Home charging is great, but it only works out for people who have off street parking. That leaves a lot of people without off street parking that must use public chargers only, and that's very inconvenient.
On Street charging will come. Most streets where people only have on street parking are already electrified (lamps, if not also parking meters). It's a matter of political will at that point to add electric plugs for car charging. (Some companies are also already investigating how to add it to historic street furniture in preservation districts.)
I think you shouldn't go near EVs if you can't park your car off street plugged to your own charger.
I'm sure on street charging will come, but what happens if a few neighbors have an electric car? You need to book them somehow I guess which is still inconvenient. (Or have more on street chargers around which I don't think will be available to most of the people any time soon)
Current battery technology isn't great for highway charging either. How many EVs on the road it takes to fill up all the charging stations on your path during holiday season? If you own an EV now, you should be happy that most of the road users aren't EV. Otherwise you have to stay in the queue.
If we can put an electric parking meter on every viable parking spot on a street, we more than have the technology to put a Level 1 or Level 2 charger on all those same spots.
People keep thinking of chargers as complex things that are hard to install and expensive/inconvenient like installing gas pumps. Level 1 "chargers" are regular electric outlets like America has used since the early-ish 1900s. Level 2 "chargers" are "dryer" plugs that America has used almost nearly as long. Sure, we probably want to add electric meters to figure out how much to charge people for the service and the safety culture of automotive engineering has gifted us with some fancier plastic "adapters" for the plugs (because they might be plugged in outside for hours at a time and indoor home plugs weren't entirely built to be safe doing that), but at the end of the day the problem is "we want more plugs on the streets" and the answer is "we have the technology already, this isn't rocket science nor is it permitting and installing the chemically hazardous tanks of gas pumps".
I’m not at all optimistic about the US making the significant infrastructure investments required to make this happen. Some places still have coin-op parking meters. Like many other things, it’ll benefit the wealthiest class first, then maybe trickle down to those without private garages over the next few decades. It could also go the way of the laundromat, where those without private garages just have to go sit and wait an hour or whatever to charge their car up once or twice per week.
I'm somewhat more optimistic we'll see plenty of charging infrastructure from competing private "networks" than we'd ever see in the US the obvious real infrastructure needed investments put (back) into proper public transportation which would truly benefit the lowest classes (and clean up cities and traffic).
Because we can privatize that charging infrastructure and charge for it and companies can profit from it.

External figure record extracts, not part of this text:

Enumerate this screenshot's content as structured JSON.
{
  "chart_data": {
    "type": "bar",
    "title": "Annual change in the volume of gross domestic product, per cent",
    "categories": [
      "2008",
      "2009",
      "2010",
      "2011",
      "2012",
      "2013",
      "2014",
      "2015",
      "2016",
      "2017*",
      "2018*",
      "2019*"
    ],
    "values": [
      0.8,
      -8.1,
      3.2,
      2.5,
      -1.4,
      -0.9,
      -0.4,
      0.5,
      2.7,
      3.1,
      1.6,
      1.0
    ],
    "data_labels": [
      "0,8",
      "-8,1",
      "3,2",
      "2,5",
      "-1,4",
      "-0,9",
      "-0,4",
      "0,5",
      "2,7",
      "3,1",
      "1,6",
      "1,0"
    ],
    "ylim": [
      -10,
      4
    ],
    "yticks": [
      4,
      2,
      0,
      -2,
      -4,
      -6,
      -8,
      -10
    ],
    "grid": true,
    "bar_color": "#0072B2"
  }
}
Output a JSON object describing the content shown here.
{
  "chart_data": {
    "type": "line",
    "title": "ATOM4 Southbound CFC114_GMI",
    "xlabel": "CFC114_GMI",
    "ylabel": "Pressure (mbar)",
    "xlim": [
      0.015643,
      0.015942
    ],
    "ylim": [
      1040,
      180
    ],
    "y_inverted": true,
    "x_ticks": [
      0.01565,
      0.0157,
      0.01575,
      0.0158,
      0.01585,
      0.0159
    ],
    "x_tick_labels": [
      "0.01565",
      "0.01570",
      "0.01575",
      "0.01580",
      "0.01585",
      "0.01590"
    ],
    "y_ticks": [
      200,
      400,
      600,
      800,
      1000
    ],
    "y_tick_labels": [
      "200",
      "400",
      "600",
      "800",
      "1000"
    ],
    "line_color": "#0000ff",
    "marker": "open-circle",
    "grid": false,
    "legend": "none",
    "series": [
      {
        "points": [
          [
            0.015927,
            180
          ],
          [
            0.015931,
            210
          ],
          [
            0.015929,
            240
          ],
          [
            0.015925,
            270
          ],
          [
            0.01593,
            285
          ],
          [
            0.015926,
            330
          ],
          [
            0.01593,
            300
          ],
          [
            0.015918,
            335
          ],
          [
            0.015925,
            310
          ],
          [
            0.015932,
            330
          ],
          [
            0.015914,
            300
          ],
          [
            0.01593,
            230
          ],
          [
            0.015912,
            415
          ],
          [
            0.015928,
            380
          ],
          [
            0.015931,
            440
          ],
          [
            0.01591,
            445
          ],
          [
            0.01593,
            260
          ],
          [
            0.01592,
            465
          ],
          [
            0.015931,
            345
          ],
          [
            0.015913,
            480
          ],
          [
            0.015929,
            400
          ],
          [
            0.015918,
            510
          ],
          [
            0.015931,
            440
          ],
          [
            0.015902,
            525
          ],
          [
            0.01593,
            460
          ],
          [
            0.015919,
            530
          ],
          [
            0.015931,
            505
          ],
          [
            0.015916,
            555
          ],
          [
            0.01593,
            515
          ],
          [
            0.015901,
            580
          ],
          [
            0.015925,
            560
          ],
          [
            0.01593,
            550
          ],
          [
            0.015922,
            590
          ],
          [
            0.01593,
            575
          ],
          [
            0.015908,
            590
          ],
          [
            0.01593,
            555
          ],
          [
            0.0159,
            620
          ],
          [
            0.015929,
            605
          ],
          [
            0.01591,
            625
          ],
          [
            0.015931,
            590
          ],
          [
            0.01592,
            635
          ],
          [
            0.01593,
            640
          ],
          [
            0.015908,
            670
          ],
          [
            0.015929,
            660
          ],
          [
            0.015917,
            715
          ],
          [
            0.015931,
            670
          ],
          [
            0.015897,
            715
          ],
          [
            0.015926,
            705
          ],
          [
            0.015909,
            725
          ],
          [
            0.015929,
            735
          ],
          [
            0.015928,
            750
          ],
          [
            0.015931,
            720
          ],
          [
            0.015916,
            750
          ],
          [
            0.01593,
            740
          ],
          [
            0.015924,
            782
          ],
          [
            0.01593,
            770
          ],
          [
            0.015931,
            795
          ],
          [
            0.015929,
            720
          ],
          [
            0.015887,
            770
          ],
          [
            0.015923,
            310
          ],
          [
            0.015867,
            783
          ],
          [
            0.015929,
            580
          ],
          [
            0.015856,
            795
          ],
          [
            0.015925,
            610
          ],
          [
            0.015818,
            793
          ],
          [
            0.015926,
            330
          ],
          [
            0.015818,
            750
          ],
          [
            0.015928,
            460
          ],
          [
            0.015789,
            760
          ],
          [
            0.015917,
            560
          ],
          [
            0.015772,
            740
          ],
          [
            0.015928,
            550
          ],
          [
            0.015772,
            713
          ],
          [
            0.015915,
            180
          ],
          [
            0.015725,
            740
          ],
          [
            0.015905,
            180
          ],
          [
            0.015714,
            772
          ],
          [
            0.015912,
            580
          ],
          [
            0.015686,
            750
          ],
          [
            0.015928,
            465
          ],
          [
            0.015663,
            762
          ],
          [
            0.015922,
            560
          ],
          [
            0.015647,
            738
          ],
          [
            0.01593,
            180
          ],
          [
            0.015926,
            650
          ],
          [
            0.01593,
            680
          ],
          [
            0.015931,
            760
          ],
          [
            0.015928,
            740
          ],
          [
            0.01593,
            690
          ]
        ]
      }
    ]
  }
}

Between utility companies, existing parking meter companies (in this city the meters are backed by a public-private partnership and are already "for profit", and this isn't the only city like that), and the many charging network startups there are plenty of for-profit players interested in making a buck or three off charging fees for parking spaces. That's exactly the sort of infrastructure problem that capitalism is more than happy to "solve": a new source for "rent" from people who have few or no other choices. "People are already parking in these spots for hours every day, imagine if we could charge them five, ten, hundred times the raw electric utility costs to also charge their car here." That's going to happen.
I think you have pointed to the problem, a lot of people likely bought an EV without thinking it fully through. Being generous, you could also imagine life situations changing in a way unfavourable to the practicality of the EV. Rental runs out and your new place doesn't have off-street parking, maybe you lose your job that had charging available etc.
> One also can think fully through whether burning gasoline is sustainable…
Just for fun because I have actually thought about it, this is my deprecation plan for my ICE vehicles:
A 90s Nissan Skyline is my daily driver but also a track-day car. When it comes time to deprecate it, it will become a full time track car. I have converted it to run on Ethanol blends, which are already a niche race fuel and so are unlikely to go away unlike Unleaded petroleum and the hassle of getting it won't be a big deal as race tracks already have it on site often.
My other ICE vehicle is a travel van, and it runs on a small turbo diesel. By the time I need to deprecate it, it may be that an EV van that is travel capable is available but if not, biodiesel until an EV conversion makes sense.
I don't drive very often, so a pragmatic small range EV would be just fine, but I could even forgo a daily entirely in favour of my bike and public transport.
I was referring more to thinking through the climate effects, and changing to EV, which even with the long tailpipe are still way better than ICE. But it's fair to say there must be a transition plan.
EV vans designed by a current-century auto company would be nice! That's a top item for what I wish Tesla would work on next.